Mayor of the Gush Etzion Regional Council, Shlomo Ne'eman, said on Thursday that the construction of the new units will triple the number of settler population in the area, which lies directly south of Jerusalem al-Quds and Bethlehem in the central West Bank.
He added that the project includes 1,100 settler units in Rosh Tzurim settlement, located about 20 kilometers south of Jerusalem al-Quds, 600 units in Migdal Oz settlement, some 1,107 in Gevaot settlement and 1,200 units between Bat Ayin and Migdal Oz settlements.
The project is estimated to cost 18.9 million shekels ($5,195,610).

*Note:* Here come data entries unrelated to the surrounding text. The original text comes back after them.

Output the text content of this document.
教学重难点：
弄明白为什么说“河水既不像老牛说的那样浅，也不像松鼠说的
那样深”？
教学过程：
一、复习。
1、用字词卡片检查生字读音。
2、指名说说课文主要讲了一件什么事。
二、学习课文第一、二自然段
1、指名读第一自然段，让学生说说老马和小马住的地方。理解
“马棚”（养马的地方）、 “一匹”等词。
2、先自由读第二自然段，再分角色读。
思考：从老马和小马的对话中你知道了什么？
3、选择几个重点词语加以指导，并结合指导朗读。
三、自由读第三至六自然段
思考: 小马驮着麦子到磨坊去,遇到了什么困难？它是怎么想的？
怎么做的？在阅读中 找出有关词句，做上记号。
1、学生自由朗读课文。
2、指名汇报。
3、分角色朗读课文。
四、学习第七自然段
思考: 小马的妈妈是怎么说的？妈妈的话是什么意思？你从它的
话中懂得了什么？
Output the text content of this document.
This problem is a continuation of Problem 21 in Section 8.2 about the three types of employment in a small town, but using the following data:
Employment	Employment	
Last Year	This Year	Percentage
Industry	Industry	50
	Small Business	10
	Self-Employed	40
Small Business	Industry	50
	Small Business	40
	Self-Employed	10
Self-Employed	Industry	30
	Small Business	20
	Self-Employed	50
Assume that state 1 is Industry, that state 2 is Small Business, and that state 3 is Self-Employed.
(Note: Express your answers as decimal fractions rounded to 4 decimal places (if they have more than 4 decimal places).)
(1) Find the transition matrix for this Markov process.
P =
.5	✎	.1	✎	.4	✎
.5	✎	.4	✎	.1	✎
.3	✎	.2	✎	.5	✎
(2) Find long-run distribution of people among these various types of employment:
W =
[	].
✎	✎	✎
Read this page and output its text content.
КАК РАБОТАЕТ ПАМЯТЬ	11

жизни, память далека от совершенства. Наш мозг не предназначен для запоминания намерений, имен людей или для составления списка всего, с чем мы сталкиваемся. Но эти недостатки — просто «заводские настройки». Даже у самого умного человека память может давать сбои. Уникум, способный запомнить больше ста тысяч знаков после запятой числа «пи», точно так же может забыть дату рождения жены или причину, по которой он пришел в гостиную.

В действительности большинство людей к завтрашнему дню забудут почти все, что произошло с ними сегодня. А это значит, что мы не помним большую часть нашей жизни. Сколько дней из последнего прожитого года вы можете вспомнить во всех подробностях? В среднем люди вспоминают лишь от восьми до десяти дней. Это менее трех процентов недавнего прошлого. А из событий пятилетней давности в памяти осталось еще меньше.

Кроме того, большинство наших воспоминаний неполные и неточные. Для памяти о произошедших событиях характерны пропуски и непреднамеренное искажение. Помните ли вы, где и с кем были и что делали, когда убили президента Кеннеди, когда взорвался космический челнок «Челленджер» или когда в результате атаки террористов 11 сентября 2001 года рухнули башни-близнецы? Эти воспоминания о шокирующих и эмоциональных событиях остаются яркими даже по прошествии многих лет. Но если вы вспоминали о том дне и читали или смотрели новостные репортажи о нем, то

Less than a month before US President Donald Trump took office, the United Nations Security Council adopted Resolution 2334, calling on Israel to “immediately and completely cease all settlement activities in the occupied Palestinian territories, including East Jerusalem” al-Quds, Presstv reported.
About 600,000 Israelis live in over 230 illegal settlements built since the 1967 Israeli occupation of the Palestinian territories of the West Bank and East Jerusalem al-Quds.
Palestinians want the West Bank as part of a future independent Palestinian state, with East Jerusalem al-Quds as its capital.
The last round of Israeli-Palestinian talks collapsed in 2014. Among the major sticking points in those negotiations was Israel’s continued settlement expansion on Palestinian territories.
Trump backtracked on Washington’s support for a “two-state solution” earlier this year, saying he would support any solution favored by both sides.
“Looking at two-state or one-state, I like the one that both parties like. I’m very happy with the one both parties like. I can live with either one,” the US president said during a joint press conference with Israeli Prime Minister Benjamin Netanyahu in Washington on February 15.